I sent the same four questions to friends, fellow bloggers or commenters on Almost Frugal. Meg from FruWiki has the honor of the inaugural response.
Hi, I’m Meg the founder and head admin of FruWiki! I’m an avid writer and techie who enjoys combining the best of the simple life and cutting-edge technology. I also like to hang out with my husband and our friends, dress up, play with our four kitties, learn new things, eat scrumptious food, sing loud, play jazz, and celebrate life in many other ways.
I believe that thinking frugally is not about self-deprivation, but rather about prioritizing so that we have more resources to pursue those things that we are truly passionate about.
I created FruWiki because I believe that people can live better on less if they want to and know how many choices they really have. Sadly, too many viable choices are often overlooked because they aren’t marketed the way other products are. The knowledge is already out there, but it needs to be shared in a place where it can be easily found and organized. That’s where this site comes in. I hope people from around the world will share their knowledge and learn from each other. Together, we’ll discover choices we didn’t know we had, skills we didn’t know we could learn, and hopefully, live better because of it.
What does frugality mean to you?
Frugality is the opposite of wastefulness, and waste is when I just use my resources willy-nilly instead of focusing on what is important to me. For example, leaving lights on all around the house when I’m not using them seems very unfrugal to me because, even though the cost may not be so great, why should I pay to have those lights on when it really isn’t important to me that my entire house be lit up? But taking the effort to turn them off doesn’t bother me because not only is it easy to do, but I know it’s healthier for me to move more and it’s better for the environment to turn off the lights — and both my health and the environment ARE important to me.
Resources include not just money and things like electricity, but also time, energy, and even things like the good faith of others. What’s important to me might very from day to day to some extent. Some days my time and energy are more important than money, for example, so being frugal doesn’t always mean spending the least amount possible. And I still like things that look nice, that taste good, that are healthy, that are more ethically produced, and so on.
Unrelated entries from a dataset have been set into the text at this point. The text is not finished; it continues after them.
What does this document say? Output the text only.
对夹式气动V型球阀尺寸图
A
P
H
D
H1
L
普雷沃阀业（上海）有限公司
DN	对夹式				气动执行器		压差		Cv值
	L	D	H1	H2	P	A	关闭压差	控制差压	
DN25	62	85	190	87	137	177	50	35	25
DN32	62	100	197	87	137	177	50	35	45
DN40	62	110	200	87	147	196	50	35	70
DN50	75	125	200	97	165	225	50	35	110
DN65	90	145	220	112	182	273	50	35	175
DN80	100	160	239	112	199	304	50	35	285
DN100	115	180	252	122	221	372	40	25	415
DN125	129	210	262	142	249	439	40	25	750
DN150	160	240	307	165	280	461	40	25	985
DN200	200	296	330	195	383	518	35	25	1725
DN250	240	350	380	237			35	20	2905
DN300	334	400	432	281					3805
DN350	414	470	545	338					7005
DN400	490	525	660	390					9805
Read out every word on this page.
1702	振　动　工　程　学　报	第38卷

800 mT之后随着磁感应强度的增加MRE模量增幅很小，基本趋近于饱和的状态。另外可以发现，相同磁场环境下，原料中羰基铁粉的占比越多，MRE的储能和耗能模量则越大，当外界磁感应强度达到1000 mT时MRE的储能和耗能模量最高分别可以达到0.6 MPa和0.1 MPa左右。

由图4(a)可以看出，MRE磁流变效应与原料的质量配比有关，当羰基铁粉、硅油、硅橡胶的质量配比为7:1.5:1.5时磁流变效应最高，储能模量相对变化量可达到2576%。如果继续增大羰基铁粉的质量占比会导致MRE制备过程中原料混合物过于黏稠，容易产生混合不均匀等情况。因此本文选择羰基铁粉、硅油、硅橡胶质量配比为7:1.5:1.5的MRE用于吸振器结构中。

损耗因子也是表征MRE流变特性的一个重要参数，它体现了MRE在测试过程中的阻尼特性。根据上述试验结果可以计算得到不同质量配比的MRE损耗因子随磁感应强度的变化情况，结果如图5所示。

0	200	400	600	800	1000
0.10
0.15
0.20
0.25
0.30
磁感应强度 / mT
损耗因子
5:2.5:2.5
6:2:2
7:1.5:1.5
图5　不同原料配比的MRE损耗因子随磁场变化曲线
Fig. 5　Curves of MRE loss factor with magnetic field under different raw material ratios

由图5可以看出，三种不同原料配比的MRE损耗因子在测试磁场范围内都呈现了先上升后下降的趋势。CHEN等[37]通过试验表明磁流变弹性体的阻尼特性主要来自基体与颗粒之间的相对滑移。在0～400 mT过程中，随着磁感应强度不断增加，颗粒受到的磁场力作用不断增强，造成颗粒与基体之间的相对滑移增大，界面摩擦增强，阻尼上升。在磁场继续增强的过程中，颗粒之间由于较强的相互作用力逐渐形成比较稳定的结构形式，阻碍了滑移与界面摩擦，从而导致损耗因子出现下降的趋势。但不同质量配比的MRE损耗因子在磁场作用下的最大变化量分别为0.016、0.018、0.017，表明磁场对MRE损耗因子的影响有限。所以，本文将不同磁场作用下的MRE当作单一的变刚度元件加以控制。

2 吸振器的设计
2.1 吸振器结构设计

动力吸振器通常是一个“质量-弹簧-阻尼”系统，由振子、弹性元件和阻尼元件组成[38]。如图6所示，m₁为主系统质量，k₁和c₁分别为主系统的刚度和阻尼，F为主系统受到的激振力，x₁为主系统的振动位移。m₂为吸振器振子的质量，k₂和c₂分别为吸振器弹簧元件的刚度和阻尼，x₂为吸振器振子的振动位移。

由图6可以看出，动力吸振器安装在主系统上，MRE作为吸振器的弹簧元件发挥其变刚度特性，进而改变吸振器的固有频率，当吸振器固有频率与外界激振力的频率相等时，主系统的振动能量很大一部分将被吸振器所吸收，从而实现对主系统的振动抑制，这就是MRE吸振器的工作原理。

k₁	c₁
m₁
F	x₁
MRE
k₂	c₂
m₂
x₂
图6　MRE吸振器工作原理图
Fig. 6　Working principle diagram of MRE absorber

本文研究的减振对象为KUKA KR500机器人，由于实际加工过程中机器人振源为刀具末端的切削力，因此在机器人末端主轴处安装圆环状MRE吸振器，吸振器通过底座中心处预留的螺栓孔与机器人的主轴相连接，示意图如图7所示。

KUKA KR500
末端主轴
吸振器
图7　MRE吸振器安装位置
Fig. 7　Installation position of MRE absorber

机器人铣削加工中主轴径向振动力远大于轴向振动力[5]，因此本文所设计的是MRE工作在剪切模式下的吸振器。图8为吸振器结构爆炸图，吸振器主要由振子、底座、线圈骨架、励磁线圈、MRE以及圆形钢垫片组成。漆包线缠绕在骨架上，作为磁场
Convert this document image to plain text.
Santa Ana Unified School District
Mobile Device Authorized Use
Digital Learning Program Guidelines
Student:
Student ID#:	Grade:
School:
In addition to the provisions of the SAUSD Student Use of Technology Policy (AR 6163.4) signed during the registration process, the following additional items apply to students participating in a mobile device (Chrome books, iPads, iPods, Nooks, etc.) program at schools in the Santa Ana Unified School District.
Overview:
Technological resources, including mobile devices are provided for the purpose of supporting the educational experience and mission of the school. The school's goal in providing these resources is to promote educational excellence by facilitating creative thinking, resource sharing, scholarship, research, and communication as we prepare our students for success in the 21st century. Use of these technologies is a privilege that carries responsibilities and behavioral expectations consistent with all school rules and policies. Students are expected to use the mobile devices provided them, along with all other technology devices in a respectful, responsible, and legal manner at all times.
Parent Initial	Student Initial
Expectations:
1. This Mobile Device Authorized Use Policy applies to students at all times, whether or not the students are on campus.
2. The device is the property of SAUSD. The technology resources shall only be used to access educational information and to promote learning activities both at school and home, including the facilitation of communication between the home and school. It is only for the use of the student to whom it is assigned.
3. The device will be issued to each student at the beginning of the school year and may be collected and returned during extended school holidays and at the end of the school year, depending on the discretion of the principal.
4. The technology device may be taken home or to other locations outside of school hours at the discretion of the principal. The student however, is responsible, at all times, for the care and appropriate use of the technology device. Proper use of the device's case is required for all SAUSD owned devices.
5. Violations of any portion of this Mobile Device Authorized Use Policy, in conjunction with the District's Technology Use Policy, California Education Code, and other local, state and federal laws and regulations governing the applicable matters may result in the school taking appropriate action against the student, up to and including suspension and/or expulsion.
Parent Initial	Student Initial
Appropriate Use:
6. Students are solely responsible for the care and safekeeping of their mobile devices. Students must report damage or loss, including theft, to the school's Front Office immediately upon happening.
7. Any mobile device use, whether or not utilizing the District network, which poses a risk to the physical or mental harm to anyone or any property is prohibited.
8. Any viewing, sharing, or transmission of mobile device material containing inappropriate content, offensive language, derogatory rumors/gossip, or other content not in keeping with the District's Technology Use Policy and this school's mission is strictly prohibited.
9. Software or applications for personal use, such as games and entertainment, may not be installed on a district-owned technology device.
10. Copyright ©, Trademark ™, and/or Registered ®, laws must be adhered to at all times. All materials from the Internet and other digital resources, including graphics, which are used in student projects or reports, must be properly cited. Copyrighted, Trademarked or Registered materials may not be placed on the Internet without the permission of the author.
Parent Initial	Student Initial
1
What is something that you do that is ‘typically’ frugally?
I think one of the very typically frugal things that I do is to try to avoid shopping and buying stuff that I don’t need or at least really, really want. It’s gotten easier, but it used to be hard because I was very much a bargainista — and it helped get me deep into debt despite all the “saving” I was doing! But if you’re buying stuff you don’t really need for $1 that you wouldn’t buy at $20, then is it really all that important to you? And if it isn’t important to you, then why are you buying it? Nowadays, I’m more likely to pay more for the few things I really want, but buy — and spend — a lot less overall.
What is something frugal that you do that is unusual?
To those outside of the U.S. this may not seem all that unusual, but it is pretty uncommon here to say the least. And perhaps how I do it is a bit unusual. One of the many frugal things I do is to hang dry my laundry. I hang most of my clothes on some nice friction hangers that don’t stretch out the collars. Then I hang them on those hangers on a pole in our utility room to dry over night. It saves electricity, lowers the cost of our utility bill, means that the clothes won’t wear out as quickly, and it even saves me time since when they clothes are dry I just move them on the hangers to the closet!
Oh yeah, and we have two urban backyard chickens. But that’s completely normal, right?
What are some of your longterm goals that being frugal will help you to accomplish?
Long-term, my husband and I both want to get out of debt, including paying off our mortgage. Then we hope to save up plenty for retirement. It’s not all about the money, though. It’s more about the security and freedom that comes with it. I look forward to when we don’t have to worry so about how much a job pays when we take it, or what would happen if our income dropped significantly — not to mention having the ability to just take off from work for weeks or even months. We both really want to travel some day, but we want to be out of debt and at least well on our way to building up our savings before we do because of the extra expense.